China gets tough with substandard foodstuffs

Updated: 2007-07-14 02:40

Safeguarding food safety has been made the top priority of China's industrial and commercial departments, with nearly 5,800 tons of substandard foods recalled in the first half of the year.

Zhou Bohua, director of the State Administration of Industry and Commerce, said that fake and low-quality food detected in 34,400 cases involved an aggregate value of 67.7 million yuan (8.9 million U.S. dollars).

Up to 63,600 entities without business licenses were penalized in the first half of the year while another 2,207 had their licenses revoked for failing to meet quality standards.

A total of 3,191 counterfeit hideouts were smashed.

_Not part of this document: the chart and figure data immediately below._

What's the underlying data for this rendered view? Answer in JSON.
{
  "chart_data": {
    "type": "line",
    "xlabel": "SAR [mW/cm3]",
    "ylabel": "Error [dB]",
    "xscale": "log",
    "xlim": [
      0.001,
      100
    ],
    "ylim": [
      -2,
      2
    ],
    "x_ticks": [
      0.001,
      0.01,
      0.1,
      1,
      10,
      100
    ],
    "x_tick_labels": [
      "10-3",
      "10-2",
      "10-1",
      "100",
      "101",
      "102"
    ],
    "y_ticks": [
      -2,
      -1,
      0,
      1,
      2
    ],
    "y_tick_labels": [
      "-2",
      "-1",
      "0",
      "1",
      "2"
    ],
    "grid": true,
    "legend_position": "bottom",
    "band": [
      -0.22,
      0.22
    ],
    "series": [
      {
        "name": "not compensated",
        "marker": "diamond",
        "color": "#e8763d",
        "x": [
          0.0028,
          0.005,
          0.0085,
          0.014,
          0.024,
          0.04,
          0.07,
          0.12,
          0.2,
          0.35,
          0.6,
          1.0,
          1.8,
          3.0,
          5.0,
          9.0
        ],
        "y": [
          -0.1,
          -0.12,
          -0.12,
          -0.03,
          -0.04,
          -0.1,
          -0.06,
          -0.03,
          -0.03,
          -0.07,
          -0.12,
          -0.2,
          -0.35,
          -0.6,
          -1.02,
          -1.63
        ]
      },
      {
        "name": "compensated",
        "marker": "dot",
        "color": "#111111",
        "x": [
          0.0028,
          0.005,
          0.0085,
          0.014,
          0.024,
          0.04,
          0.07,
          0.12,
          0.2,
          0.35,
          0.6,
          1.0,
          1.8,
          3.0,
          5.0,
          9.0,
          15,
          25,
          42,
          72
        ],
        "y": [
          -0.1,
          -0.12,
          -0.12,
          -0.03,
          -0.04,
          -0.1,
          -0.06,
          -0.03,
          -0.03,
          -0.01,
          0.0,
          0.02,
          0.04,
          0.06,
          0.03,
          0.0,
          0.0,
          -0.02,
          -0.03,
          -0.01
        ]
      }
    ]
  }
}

Zhou said staff had stepped up supervision of pork to prevent adulterated pork, pork from pigs which died of disease or other kinds of substandard pork from entering markets.

Rural areas and transit routes will be the focus of future supervision, he said.

In an interview with Xinhua, Li Yuanping, director of the Import and Export Bureau of the General Administration of Quality Supervision, Inspection and Quarantine said that China, the world's major food exporter, has made food safety a top concern.

"We have put in place a monitoring system which covers plantation, breeding farms and production bases. Only raw materials that meet standards can be used," he said.

In response to the health scare sparked by substandard food items ranging from tainted wheat gluten for pet food to catfish containing antibiotics, Li said that the government has thoroughly investigated each case.

"All of them are exceptional cases," he said, citing an official figure that more than 99 percent of China's exports are up-to-standard.

"There is no such thing as zero risk. In term of food safety, it's impossible for any country to make 100 percent of their foodstuff safe," he said. "The country should not be put on trial because of the problems of a particular company. China-made products should not be labeled as substandard just because of a few bad producers."

Lin Wei, deputy director of the bureau said that China would adopt the severest measures to punish company culprits, including blacklisting them and imposing an export ban.